Бомбежка продолжалась с прежней настойчивостью.
Обычно во время похода под водой все свободные от вахты собирались в дизельном отсеке. Здесь было и просторнее, и теплее. Люди шли сюда, как в клуб — сразиться в «козла», в шахматы и шашки, либо просто «почесать язык». Теперь здесь находились только те, кому положено тут быть по боевой тревоге.
Одно и то же чувство владело всеми. Люди понижали друг друга без слов. Трудно, невозможно было отделаться от мысли, что вот–вот одна из бомб ахнет где-то рядом, мгновенно потухнет свет, и в отсеки хлынет темная, тяжелая вода.

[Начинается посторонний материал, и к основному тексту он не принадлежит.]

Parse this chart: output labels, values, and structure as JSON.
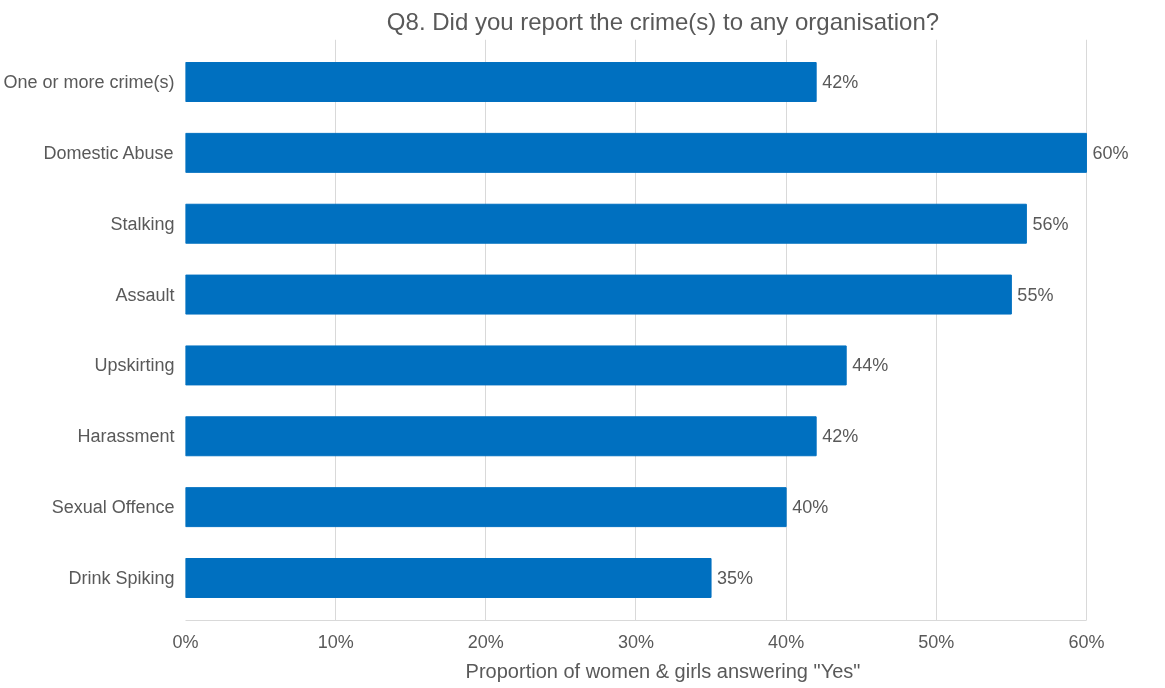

Такое состояние было изведано в прошлых походах, к нему не привыкнешь, но оно знакомо, и каждый старался скрыть глухое, щемящее волнение под внешним безразличием. Удавалось это не всем. У одного из молодых мотористов лицо стало пепельно–серым. В боевом походе он впервые. Стесняясь показать, что у него дрожат руки, краснофлотец стиснул кулаки и засунул их поглубже в карманы.
У старшины отделения мотористов от напряжения выступил на лице пот. Старшина не сводил глаз с подволока: ему казалось, что если бомба попадет в лодку, то именно над его головой. Он был под бомбежкой не один раз, но, как говорил потом на берегу, от этого они не становились приятнее.
В напряженной тишине в отсеки доносился тихий, но четкий, как у диктора, голос акустика:
— Шум винтов усилился. Эсминец увеличил обороты. Идет прямо на нас…
Как обвал, рокотал взрыв очередной серии бомб.
Так продолжалось бесконечно долго.
В часы временного затишья командир разрешал ходить по очереди обедать. Этим пользовались лишь для того, чтобы побывать в других отсеках, вполголоса перекинуться словом с товарищами. Есть никому не хотелось.
Когда на обед вызвали Пышного, он решил повидать Павлова. Здесь его и захватила одна из особенно яростных бомбежек.
Павлов держался бодрее всех. При каждом взрыве он с деланно–скучающим видом вынимал из коробка спичку и аккуратно укладывал ее на рундучке в ряд с другими. Так он отсчитывал сброшенные на лодку бомбы.
Пышный застал его за выкладыванием уже третьего коробка. Другой моторист, полтавчанин родом, вел счет крестиками на переборке.
— Сколько у тебя? — лениво осведомился Павлов.
— Восемьдесят две, — в тон отозвался дружок. — Стараются, казенного добра не жалеют.